On Black & Clair-Obscur
A note by Hans Petter Blad
Harald Lyche:
Maleriets Poetikk
is on at Bomuldsfabriken Kunsthall, Arendal
12.10.2024-12.1.2025
Contemplations from Harald Lyche's exhibition Poetry of Painting featuring the poetry collection Clair-Obscur (Forlaget Oktober, 2016) next to the drawings that inspired them: the sketchbook Black.
When Tommy Olsson, critic and author, opened the exhibition, he said: "Maybe we’re all birds." I think of birds, their footprints over the sheet and the snow, and their beaks like a brush or pen, and also of how Harald Lyche has removed the horizon from his paintings. Everything drifts. Where would they land? The same goes for the poems. They were written inspired by the drawings in Black. In this sketchbook, Lyche describes how reality slips away, how the signs of reality become meaningless. I thought of how the beauty of these drawings will never again be understood, and tried, anthropologically, to decipher this "Mycenaean script" which, via syllabic signs, expresses a single reality.
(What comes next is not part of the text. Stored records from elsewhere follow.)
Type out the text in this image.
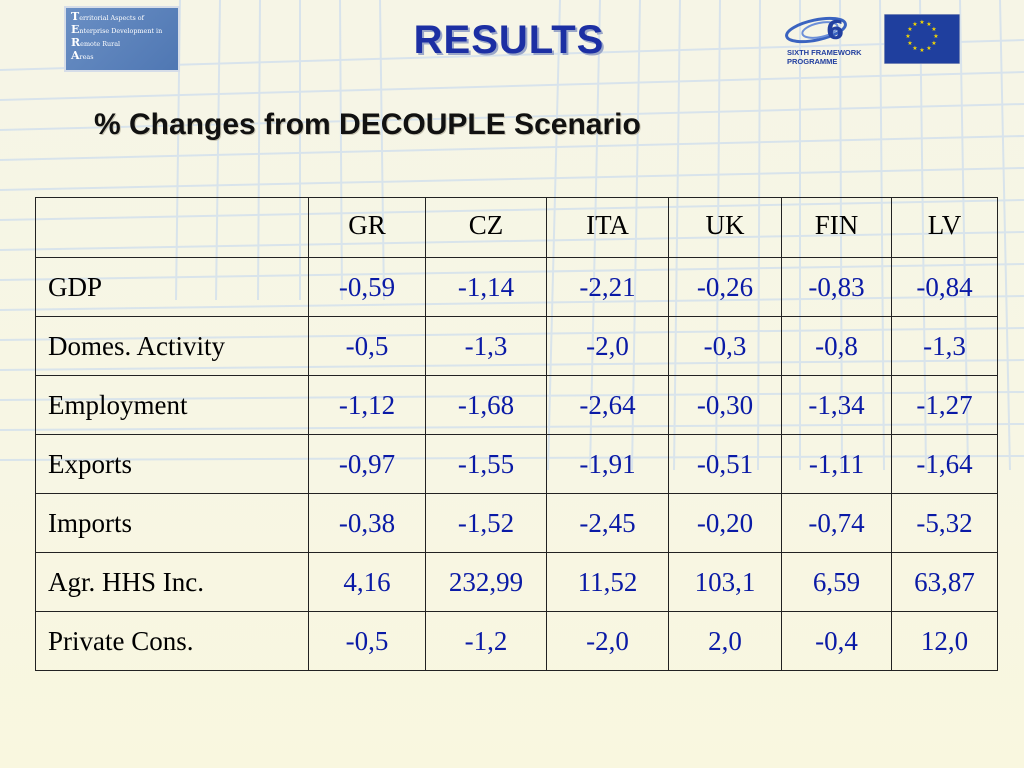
Territorial Aspects of
Enterprise Development in
Remote Rural
Areas	RESULTS	6
SIXTH FRAMEWORK
PROGRAMME
★ ★
★
★
★
★
★
★
★
★
★
★
% Changes from DECOUPLE Scenario
	GR	CZ	ITA	UK	FIN	LV
GDP	-0,59	-1,14	-2,21	-0,26	-0,83	-0,84
Domes. Activity	-0,5	-1,3	-2,0	-0,3	-0,8	-1,3
Employment	-1,12	-1,68	-2,64	-0,30	-1,34	-1,27
Exports	-0,97	-1,55	-1,91	-0,51	-1,11	-1,64
Imports	-0,38	-1,52	-2,45	-0,20	-0,74	-5,32
Agr. HHS Inc.	4,16	232,99	11,52	103,1	6,59	63,87
Private Cons.	-0,5	-1,2	-2,0	2,0	-0,4	12,0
The sketchbook is by Daler-Rowney, and on the front is written, or painted, in gold (the signature appears to be in italics):
Harald Lyche
BLACK
Drawings
from
Paris
Lyche attacked his own studio at the Cité internationale des Arts in Paris. In one of the drawings the phrase "Hunting Scene" is written, in the poem "Name, date, place" a person says with a shrug: I have taken life. Lyche ended up at Charenton, the same madhouse where the Marquis de Sade was. He stayed there for several months. Maybe we are all signs. Streaks at best. Circles more rarely. The drawings, about sixty, inspired as many poems. There, the horizon has also been removed, in the sense that it is unknown who is speaking. The "I" has neither gender, race, religion or sexual orientation. There is no confessional self. I don't think there is a higher self in the drawings either. Although all the lines bear Lyche's signature. A sensible person might think: These drawings should be read carefully.
CHARENTON
A stove is thrown out of a window high up, from an apartment at
Gare de l'Est, on the sunny side. Anything out of place can be lifted out
of one window, people as well.
Soon the air was filled with books, clothes, a television, an unfinished painting,
unopened letters. Ancient coins in a well. Someone wanted me
to see this, I turned away.
Passers-by stopped, looked up. The porter came, he
knew less than we did, just shrugged. A single word
stayed suspended in the air.
When I met Harald, I went to school at Sinsen Gymnasium and he at Berg. A friend of a friend, he was an impatient spectator during a football match in which I half-heartedly played. It was on the gravel-field behind the mall. Our mutual friend had told him that I, aged 16, was interested in art and literature. Harald walked onto the pitch during the match, straight up to me, shook my hand and told me about his relationship with Munch: his grandfather, Lucien, had been Munch's doctor. The referee blew his whistle and politely asked the young, strange man to leave the pitch. For the rest of the match, I went around in my own thought. On the sidelines, but obviously the main character, was Harald. Harald was of course an eccentric 16-year-old, and acted instinctively, but primarily he made fun of my interest in football. Looking back what I see clearer is the coexistence of the patterns of the pitch, the imprint from the studs on our soles, the places where the ball hit the ground, and how the hand touches the sheet of writing or drawing. Soon we went on holiday together, to his family's summer house. At the time, he dreamed of becoming a writer and I of becoming a painter.
About the artists
Hans Petter Blad (b. 1962) is a Norwegian writer og film director, author of 15 books and several plays and screenplays. Currently working on «Beau-Geste», a film-essay about dressage.
Harald Lyche (b. 1962), Norwegian painter. Educated at Trondheim Academy of Fine Art (1989-1991) and National Academy of Fine Arts in Oslo (1992-1994). Maleriets Poetikk (The Poetics of Painting) is Lyche’s largest exhibition to date.